The call to the compiler for C++ is: `g++ test.cpp -O3 -fopenmp`. I also checked `-Ofast`, but that makes up for 0.1s at most.

Solution

Let’s look at just `out[0, i, j, k]` for now. The inner loop looks like `u += A[l]*B[i, j, l]*C[0, i, l, k]`.

What is its memory access pattern? `u` is local and all of `A` will fit in the cache. Just ignore them. This loop will be doing 2 memory loads (`B` and `C`) per iteration. Suppose `N = 600`. Between `B` and `C`, their combined sizes are `8 bytes/float * 2*600**3 .= 3.2 GB` of memory. So that’s definitely not cacheable. A typical cache is measured in megabytes—not gigabytes.

Now, for each iteration, how much actual computation is happening?
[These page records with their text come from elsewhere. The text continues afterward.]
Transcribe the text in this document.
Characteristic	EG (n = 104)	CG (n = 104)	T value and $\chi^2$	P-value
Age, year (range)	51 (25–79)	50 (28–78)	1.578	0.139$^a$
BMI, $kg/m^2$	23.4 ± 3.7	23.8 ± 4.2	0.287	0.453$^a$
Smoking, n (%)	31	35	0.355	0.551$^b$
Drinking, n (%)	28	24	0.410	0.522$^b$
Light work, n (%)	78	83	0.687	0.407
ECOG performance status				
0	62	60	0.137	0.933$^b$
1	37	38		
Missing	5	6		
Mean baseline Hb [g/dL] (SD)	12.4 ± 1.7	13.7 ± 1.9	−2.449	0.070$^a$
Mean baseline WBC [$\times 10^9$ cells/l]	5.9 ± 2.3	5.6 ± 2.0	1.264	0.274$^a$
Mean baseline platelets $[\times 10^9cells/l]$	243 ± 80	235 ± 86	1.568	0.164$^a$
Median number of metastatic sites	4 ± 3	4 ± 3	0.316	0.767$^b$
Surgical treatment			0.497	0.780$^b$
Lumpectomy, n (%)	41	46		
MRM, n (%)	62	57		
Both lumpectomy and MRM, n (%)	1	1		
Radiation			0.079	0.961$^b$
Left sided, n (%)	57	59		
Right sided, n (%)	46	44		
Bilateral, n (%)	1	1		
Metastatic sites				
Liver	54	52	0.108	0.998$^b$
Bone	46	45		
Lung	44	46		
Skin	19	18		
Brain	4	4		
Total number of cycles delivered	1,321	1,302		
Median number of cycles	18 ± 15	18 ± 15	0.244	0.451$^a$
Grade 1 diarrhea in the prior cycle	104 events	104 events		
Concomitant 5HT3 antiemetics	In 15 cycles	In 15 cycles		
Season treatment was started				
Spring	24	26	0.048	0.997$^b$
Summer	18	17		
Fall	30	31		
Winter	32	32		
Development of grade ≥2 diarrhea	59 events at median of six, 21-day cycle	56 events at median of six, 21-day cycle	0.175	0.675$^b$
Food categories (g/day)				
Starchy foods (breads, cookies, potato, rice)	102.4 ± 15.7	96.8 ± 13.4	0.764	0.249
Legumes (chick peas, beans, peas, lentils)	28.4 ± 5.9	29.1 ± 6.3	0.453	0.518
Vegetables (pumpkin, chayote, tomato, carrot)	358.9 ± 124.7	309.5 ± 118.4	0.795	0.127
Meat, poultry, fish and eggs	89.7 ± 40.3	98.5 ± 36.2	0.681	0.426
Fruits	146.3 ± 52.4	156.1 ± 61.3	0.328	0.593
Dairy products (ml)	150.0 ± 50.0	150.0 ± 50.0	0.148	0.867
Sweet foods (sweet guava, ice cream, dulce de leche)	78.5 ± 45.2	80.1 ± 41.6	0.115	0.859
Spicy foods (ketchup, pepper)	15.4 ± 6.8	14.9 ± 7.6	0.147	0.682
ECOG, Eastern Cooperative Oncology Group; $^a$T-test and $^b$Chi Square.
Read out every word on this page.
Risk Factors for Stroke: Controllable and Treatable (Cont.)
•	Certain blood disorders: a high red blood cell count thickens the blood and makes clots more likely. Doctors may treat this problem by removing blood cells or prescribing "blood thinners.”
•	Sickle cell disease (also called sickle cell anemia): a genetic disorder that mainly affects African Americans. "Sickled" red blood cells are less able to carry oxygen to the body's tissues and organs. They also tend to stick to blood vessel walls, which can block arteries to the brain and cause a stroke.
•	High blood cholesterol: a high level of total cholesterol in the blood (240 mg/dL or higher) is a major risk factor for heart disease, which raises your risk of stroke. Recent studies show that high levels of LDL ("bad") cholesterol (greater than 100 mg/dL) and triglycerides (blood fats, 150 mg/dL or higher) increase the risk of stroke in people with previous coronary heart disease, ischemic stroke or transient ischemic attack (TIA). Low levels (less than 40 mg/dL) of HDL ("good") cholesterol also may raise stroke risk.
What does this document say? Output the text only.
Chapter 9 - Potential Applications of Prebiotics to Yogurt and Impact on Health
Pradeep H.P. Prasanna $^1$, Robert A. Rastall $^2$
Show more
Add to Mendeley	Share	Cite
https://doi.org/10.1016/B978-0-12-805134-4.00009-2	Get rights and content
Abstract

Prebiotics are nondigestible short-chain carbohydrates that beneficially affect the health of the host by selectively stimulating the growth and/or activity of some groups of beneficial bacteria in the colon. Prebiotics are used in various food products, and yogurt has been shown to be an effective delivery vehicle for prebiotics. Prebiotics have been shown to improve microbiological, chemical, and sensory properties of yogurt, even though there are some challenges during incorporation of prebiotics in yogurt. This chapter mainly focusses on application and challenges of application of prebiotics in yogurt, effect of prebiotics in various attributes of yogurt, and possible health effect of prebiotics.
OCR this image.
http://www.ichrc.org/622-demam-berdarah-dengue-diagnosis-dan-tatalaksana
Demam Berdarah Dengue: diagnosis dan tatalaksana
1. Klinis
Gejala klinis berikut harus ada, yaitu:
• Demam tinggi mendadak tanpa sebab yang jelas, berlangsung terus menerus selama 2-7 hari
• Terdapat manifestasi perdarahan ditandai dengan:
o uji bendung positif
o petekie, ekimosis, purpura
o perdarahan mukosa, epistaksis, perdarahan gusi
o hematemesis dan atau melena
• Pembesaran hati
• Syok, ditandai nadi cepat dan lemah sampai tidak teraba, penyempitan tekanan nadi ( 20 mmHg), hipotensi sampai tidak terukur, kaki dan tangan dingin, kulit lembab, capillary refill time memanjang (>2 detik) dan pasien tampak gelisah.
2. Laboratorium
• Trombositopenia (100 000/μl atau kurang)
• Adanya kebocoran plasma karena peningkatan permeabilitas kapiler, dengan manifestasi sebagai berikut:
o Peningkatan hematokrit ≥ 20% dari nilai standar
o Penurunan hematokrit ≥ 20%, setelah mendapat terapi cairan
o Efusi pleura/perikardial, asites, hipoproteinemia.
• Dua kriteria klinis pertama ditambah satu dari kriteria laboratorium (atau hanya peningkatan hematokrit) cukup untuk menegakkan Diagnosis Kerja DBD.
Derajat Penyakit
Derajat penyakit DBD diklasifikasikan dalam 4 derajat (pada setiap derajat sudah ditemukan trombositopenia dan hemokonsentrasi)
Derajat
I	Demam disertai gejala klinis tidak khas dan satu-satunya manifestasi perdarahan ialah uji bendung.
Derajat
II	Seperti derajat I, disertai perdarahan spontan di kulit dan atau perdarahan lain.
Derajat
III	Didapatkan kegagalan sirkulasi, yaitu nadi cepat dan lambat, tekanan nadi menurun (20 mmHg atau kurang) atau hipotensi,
I count two float multiplications and a float addition, for a total of three flops.

This means that this computation is going to be RAM bound—not CPU bound. To make this go faster, you should use the fastest RAM you have available to you. The RAM in a graphics card moves at 10x-100x the speed of the host RAM. So, I highly recommend running this on a GPU. Not because a GPU has a higher processing speed (which it does), but because it has a higher memory bandwidth.

The other half of this calculation is similar.